AND THIS . . . 

By Michael Mallows

 

There is this; that when I lay there

Unable to move more than my limbs,

Or my eyes, my thoughts, my dreams,

I yearned to cross the bridge between feeling and thinking.

 

There’s this; when I moved the pictures in my mind,

My thoughts began to follow.

I saw the many walls between thee and me.

I wanted to climb over, crawl round, see through.

 

I felt hemmed in, bound by love and affection,

Yearning to move hither and yon,

Longing to be somewhere else,

Yearning for a sense of direction.

 

And there’s this; when I began to crawl,

I wanted to fly.

I yearned to reach wide enough to touch the edges of the sky.


When I began to walk, I longed to ride.

From here to there - and back again

To here, there, anywhere. Anywhere!

When I was riding, I wanted to soar.

Wanted my dreams to follow as far and as high as my eyes could see

And my heart could feel.

 

And when I could see, I wanted to run.

I wanted to feel the wind on my face

And the raging fire of. . . what?

I didn’t know.

I don’t know!

I only know I yearned to cross the bridge between longing and knowing.

 

And there’s this; when I thought I knew, I wanted to forget.

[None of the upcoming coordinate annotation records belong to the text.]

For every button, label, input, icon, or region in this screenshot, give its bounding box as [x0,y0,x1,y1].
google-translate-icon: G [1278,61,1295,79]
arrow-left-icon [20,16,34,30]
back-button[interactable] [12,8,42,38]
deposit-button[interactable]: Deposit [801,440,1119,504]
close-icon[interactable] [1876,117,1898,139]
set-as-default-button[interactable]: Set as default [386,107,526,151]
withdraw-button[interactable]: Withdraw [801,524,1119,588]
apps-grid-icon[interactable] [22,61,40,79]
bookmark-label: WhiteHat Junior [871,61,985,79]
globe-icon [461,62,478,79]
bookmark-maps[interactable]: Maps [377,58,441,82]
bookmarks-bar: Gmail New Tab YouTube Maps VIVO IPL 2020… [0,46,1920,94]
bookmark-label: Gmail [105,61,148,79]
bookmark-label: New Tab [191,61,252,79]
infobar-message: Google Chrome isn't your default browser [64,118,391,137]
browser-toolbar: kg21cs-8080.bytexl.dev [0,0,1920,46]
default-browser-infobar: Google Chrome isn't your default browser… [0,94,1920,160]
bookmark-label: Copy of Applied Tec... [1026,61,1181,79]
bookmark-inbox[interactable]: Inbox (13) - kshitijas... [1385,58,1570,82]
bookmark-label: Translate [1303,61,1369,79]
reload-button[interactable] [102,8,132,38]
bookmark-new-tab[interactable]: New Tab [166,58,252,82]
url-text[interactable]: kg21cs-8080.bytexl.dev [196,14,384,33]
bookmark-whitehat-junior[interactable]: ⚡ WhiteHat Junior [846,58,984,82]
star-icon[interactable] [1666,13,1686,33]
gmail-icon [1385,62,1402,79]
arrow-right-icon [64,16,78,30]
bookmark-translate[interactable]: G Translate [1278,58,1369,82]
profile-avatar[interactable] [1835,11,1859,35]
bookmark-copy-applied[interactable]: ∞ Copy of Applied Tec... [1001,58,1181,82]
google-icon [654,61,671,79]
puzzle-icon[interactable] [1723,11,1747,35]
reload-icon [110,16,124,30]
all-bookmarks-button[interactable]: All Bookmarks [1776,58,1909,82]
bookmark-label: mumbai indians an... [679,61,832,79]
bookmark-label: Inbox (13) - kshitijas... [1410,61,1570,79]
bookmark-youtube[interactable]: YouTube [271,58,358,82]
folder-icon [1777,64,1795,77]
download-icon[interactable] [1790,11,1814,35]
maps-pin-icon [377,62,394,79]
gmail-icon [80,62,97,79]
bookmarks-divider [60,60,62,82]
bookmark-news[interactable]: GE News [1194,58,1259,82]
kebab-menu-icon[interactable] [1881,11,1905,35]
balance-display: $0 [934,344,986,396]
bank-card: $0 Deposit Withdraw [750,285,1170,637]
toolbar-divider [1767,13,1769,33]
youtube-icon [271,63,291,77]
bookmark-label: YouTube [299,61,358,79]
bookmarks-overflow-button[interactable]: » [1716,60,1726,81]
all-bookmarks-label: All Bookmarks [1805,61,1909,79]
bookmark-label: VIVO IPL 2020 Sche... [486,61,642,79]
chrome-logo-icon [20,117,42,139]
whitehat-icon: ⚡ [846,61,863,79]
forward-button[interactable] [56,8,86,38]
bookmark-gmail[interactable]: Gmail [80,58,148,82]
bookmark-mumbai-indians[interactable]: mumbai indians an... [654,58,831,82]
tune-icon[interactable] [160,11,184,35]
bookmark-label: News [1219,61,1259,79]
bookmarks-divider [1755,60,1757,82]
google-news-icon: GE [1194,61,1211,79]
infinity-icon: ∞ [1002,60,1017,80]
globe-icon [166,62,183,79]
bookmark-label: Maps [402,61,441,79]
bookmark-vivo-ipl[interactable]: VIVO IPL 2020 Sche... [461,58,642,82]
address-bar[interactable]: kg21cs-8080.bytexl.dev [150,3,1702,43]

When I thought I’d forgotten, I yearned for recall.

When I tasted freedom I looked for walls.

When I found walls I reached for doors.

When I found doors, I often wanted to close them.

 

And still I dream, and when I lie here

Unwilling to move more than my limbs,

Not ready for giving and too tired for taking.

I yearn to burn the bridges between dreaming and waking.